Formatted Title
Biological Soil and Groundwater Remediation as Part of an Integrated Approach for Sustainable Redevelopment of Industrial Sites: Two Innovative Case Studies
Background/Objectives
How can soil and groundwater remediation be combined with sustainable redevelopment of industrial sites? For two projects in Belgium, biological remediation for soil and groundwater was implemented together with a sustainable and circular strategy for redevelopment of the sites.
One is a former triacetate production site that caused a heavy xylene contamination up to 27.850 mg/kg in soil and 89.000 µg/L in groundwater to a depth of 10 m-bgl resulting in a total mass of 90T of xylene. GreenSoil offered a lump sum contract that included a 100% on site and in situ biological remedial approach as a more sustainable and economical alternative to conventional (off-site) techniques.
The other is a former telecommunication site with soil and groundwater contaminated with cVOCs. At the site, two source zones contaminated with TCA (up to 200,000 µg/L) and PCE (100,000 µg/L) were present up to a depth of 21 m-bgl. A groundwater plume of over 400 m was formed. The implementation in the field was challenging due to the presence of multiple stakeholders on the site and plans for the construction of a windmill on top of one of the source areas.
Approach/Activities
Remediation of the site contaminated with xylenes consisted of excavation and 100% on-site landfarming for soil and biosparging for groundwater. The excavated soils were placed in biopiles, where dosing of nutrients and bioventing stimulated biodegradation of the contaminants. Contaminated air from the piles was treated with an innovative bioscrubber technique and active coal. To save costs and materials, after completion of the soil treatment, biopiles were redesigned to treat the soil vapors (500-2000 ppm of xylene) originating from new biopiles, as they still contained nutrients and active bacteria. After soil treatment, the site was levelled and an enhanced in situ biosparging system was installed below ground level to treat residual soil and groundwater contamination.

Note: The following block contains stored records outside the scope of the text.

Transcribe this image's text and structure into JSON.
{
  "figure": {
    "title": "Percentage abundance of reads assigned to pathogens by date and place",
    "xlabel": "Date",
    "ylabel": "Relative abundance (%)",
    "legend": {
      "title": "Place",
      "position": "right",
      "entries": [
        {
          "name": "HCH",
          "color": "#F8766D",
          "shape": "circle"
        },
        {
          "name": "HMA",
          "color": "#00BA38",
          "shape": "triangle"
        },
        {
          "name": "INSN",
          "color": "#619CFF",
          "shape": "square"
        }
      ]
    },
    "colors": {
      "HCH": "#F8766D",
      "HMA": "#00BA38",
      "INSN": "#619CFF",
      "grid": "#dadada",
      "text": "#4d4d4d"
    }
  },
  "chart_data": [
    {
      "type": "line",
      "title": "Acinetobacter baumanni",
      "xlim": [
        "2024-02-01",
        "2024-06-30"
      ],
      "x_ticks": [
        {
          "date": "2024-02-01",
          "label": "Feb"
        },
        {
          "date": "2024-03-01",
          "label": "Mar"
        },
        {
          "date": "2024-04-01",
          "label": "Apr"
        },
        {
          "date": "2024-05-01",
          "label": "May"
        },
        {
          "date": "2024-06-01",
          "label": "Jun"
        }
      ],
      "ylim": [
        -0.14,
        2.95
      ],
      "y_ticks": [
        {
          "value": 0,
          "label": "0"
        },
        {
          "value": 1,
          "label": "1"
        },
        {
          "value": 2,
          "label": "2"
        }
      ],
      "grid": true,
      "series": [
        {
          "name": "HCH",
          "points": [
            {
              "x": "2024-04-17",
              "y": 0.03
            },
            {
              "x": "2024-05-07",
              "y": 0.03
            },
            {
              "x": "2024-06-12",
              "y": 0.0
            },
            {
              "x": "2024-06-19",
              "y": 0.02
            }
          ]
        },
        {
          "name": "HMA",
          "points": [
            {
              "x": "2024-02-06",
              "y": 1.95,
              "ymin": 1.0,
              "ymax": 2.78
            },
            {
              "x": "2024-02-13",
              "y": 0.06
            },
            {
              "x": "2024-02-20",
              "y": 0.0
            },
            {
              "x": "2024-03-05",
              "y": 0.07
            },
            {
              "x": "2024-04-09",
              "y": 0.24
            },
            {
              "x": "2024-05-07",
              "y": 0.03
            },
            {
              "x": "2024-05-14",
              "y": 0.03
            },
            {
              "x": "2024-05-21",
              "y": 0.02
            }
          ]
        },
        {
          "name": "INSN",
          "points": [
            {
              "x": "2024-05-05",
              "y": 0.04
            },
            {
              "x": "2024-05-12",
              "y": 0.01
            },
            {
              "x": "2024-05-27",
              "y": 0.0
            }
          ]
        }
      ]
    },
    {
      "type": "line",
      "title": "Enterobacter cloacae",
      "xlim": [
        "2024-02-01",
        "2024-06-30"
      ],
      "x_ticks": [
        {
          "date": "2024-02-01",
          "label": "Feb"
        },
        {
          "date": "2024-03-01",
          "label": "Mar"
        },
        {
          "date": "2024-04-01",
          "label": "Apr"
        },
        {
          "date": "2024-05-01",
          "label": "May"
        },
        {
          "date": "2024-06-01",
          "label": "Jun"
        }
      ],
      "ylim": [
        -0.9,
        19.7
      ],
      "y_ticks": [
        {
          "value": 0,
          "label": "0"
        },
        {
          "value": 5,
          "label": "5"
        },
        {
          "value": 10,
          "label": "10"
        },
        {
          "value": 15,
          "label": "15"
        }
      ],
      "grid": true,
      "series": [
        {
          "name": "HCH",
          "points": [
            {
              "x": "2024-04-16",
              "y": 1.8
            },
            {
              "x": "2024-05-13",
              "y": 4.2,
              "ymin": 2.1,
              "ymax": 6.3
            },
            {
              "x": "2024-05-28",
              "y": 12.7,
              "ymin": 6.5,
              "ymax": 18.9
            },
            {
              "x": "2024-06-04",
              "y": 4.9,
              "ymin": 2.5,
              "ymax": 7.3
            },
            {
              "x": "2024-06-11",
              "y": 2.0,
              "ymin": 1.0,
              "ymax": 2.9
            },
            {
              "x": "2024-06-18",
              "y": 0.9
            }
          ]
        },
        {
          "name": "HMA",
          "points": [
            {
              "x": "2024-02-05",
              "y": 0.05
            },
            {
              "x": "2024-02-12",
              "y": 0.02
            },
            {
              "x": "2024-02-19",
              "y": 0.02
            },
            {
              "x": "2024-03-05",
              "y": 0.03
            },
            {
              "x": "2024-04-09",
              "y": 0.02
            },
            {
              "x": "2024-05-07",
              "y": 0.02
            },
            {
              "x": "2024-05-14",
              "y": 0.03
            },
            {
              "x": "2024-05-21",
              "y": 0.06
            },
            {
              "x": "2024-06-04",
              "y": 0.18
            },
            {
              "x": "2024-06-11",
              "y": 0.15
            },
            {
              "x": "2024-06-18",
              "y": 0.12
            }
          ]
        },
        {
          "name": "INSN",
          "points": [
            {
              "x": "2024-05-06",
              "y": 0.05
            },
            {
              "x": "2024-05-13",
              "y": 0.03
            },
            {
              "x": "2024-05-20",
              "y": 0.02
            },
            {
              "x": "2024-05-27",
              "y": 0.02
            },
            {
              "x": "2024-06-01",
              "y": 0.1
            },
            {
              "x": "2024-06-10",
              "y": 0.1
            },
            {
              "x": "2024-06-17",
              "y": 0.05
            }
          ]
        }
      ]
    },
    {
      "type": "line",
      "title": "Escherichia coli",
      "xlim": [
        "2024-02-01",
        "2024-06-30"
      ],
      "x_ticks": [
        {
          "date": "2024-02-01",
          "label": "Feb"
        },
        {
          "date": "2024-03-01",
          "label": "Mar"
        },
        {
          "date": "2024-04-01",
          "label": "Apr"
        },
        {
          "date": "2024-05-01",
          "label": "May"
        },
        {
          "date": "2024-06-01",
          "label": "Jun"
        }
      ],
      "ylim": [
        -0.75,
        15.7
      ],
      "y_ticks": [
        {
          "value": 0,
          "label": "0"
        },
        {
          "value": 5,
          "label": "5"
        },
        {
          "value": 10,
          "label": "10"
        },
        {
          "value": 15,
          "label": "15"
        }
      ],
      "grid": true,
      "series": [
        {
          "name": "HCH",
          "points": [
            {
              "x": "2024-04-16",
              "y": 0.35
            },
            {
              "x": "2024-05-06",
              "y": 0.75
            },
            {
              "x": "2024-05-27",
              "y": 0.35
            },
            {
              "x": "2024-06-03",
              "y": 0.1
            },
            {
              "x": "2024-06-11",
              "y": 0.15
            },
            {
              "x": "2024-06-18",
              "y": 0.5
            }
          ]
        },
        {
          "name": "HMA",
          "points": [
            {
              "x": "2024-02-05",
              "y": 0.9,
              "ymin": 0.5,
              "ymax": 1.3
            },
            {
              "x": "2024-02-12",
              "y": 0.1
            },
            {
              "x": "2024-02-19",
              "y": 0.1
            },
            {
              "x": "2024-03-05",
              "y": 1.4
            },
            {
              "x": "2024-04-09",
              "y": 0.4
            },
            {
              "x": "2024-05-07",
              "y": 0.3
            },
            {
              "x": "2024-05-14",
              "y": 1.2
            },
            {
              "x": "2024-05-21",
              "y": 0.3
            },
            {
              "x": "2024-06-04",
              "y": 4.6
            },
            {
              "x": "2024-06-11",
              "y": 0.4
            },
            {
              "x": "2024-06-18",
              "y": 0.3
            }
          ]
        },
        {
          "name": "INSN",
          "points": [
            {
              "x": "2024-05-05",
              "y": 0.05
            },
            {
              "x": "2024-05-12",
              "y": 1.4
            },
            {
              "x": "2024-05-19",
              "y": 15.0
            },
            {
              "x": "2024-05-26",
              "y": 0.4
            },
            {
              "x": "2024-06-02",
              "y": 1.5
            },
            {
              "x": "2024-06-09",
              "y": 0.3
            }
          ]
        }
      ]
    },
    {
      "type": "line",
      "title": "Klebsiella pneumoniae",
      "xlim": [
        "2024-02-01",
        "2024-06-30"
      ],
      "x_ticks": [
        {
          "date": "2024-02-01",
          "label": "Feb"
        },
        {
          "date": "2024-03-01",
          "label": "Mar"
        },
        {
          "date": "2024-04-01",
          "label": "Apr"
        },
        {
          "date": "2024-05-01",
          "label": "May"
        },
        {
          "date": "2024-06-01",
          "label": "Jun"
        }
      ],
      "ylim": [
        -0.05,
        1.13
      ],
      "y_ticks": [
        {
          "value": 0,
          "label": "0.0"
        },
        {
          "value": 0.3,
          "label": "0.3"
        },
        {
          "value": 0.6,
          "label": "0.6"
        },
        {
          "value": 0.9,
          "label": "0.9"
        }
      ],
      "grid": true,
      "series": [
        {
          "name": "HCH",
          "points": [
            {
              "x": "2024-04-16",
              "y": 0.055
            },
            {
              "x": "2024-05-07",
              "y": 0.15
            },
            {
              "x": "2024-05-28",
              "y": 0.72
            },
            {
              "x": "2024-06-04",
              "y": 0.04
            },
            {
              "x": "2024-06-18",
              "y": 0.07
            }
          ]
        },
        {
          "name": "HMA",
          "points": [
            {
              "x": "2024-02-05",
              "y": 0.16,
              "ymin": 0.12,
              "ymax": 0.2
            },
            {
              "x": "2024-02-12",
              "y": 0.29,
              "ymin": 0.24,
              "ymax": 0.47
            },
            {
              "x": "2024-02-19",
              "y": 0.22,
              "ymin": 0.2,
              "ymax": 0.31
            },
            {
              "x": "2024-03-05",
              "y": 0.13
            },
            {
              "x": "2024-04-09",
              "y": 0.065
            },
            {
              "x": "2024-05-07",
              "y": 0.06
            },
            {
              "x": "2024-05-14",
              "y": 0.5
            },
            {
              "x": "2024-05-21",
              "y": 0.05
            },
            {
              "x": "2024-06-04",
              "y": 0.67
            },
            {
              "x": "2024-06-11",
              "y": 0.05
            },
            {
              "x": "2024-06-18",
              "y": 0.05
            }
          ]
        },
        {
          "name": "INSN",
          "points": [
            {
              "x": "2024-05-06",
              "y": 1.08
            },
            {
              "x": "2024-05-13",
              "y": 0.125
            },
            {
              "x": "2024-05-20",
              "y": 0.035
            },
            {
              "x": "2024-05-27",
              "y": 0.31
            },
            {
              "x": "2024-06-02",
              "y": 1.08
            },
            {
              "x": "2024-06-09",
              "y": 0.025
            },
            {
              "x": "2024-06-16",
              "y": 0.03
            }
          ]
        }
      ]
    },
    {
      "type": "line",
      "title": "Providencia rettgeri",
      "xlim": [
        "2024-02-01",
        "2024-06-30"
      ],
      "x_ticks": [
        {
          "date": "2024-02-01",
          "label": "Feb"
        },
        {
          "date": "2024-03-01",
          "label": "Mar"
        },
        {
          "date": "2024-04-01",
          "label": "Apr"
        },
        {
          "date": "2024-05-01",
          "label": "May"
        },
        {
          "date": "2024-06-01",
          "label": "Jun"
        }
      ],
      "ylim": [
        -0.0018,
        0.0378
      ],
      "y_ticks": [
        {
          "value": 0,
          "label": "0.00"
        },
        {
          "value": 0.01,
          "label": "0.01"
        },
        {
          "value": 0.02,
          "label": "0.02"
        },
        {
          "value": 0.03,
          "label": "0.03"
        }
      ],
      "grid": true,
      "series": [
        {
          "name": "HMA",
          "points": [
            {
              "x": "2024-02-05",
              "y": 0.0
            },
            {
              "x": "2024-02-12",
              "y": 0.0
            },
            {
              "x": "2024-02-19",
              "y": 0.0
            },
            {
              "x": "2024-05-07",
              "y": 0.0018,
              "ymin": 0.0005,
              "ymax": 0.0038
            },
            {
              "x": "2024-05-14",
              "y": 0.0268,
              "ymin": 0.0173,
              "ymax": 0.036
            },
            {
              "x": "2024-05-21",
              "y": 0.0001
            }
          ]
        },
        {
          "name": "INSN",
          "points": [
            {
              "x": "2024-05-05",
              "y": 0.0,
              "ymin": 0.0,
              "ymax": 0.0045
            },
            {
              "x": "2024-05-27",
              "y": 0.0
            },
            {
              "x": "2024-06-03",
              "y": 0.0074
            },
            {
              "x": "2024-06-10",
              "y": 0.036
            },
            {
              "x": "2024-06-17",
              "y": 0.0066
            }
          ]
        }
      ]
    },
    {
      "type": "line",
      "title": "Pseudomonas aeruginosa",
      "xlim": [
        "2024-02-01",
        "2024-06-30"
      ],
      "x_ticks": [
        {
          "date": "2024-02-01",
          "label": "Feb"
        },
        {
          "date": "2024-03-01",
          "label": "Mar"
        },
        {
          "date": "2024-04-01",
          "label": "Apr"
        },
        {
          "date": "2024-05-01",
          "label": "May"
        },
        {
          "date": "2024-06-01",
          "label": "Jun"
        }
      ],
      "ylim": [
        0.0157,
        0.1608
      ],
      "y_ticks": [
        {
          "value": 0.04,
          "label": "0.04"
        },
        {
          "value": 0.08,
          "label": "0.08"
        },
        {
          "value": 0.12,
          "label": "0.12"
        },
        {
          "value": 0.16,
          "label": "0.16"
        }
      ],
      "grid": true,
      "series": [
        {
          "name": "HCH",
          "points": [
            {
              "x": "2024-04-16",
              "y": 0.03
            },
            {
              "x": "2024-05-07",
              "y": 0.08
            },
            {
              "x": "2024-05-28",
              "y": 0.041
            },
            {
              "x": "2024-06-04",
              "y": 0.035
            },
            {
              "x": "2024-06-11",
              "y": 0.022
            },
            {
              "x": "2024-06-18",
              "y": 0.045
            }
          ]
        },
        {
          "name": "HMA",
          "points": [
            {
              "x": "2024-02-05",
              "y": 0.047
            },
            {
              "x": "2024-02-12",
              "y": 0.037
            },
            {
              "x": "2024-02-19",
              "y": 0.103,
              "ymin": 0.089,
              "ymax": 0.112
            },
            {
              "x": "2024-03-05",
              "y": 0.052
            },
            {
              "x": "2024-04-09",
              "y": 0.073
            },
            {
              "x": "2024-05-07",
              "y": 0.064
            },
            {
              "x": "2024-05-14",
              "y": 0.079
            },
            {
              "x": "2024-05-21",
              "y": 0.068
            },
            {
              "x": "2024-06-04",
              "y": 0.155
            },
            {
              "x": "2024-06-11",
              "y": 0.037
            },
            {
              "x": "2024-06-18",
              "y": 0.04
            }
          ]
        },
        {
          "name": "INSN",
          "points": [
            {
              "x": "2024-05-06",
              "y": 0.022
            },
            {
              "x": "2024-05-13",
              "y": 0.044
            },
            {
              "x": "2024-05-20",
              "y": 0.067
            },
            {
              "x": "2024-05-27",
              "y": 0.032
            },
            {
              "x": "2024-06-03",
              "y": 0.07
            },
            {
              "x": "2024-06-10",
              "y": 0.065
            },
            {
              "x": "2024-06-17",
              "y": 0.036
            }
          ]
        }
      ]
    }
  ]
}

For the site contaminated with cVOCs, a remediation approach was proposed that integrated bioremediation with the redevelopment of the site with the construction of a windmill. Following the excavation of the two source zones, the wells for the groundwater recirculation system were installed as part of the foundation of the windmill. To treat the groundwater plume, various biobarriers were installed to remediate the plume and avoid off-site migration of groundwater contamination. The contaminated groundwater was, without treatment, circulated over these barriers with a high flowrate, the electron donor Dehalo-GS was added as well as bacteria. In this way, over a short timeframe conditions were optimized in the plume for anaerobic biodegradation. On a contractual/financial basis, GreenSoil took over the liability of the client on this project.
Results/Lessons Learned
At the xylene-contaminated site, all 20.500 m3 of heavily impacted soil were cleaned in biopiles to far below remedial target values (~400 mg/kg) in 1.5 year. Both innovative soil vapor cleaning techniques reached removal efficiencies between 60 and 90% and the impacted groundwater (up to 89,000 µg/L of xylene) was treated by in situ biosparging resulting in a 70-99% decrease of concentration levels within one year. 99% of the contamination was degraded biologically either in soil, groundwater or air. Due to the circular approach, 0 m3 of soil left the site and cleaned soil was reused as air treatment which also reduced active carbon consumption by 98%. Due to the successful remediation, the site will be ready for future redevelopment.
At the cVOC-contaminated site, the windmill was successfully built on top of the remediation system. The decrease in concentration levels for PCE and TCA was followed by the increasing concentrations of the degradation products. The active groundwater circulation system was operated for about 2 years, creating the right conditions for the anaerobic biological degradation in the entire remediation area and leading to the achievement of the objective limits. The project is in the final stage of the monitoring phase of the remediation.
The combination of innovative biological techniques, innovation driven by contractual agreements and smart collaboration with stakeholders led to an effective redevelopment of both industrial sites.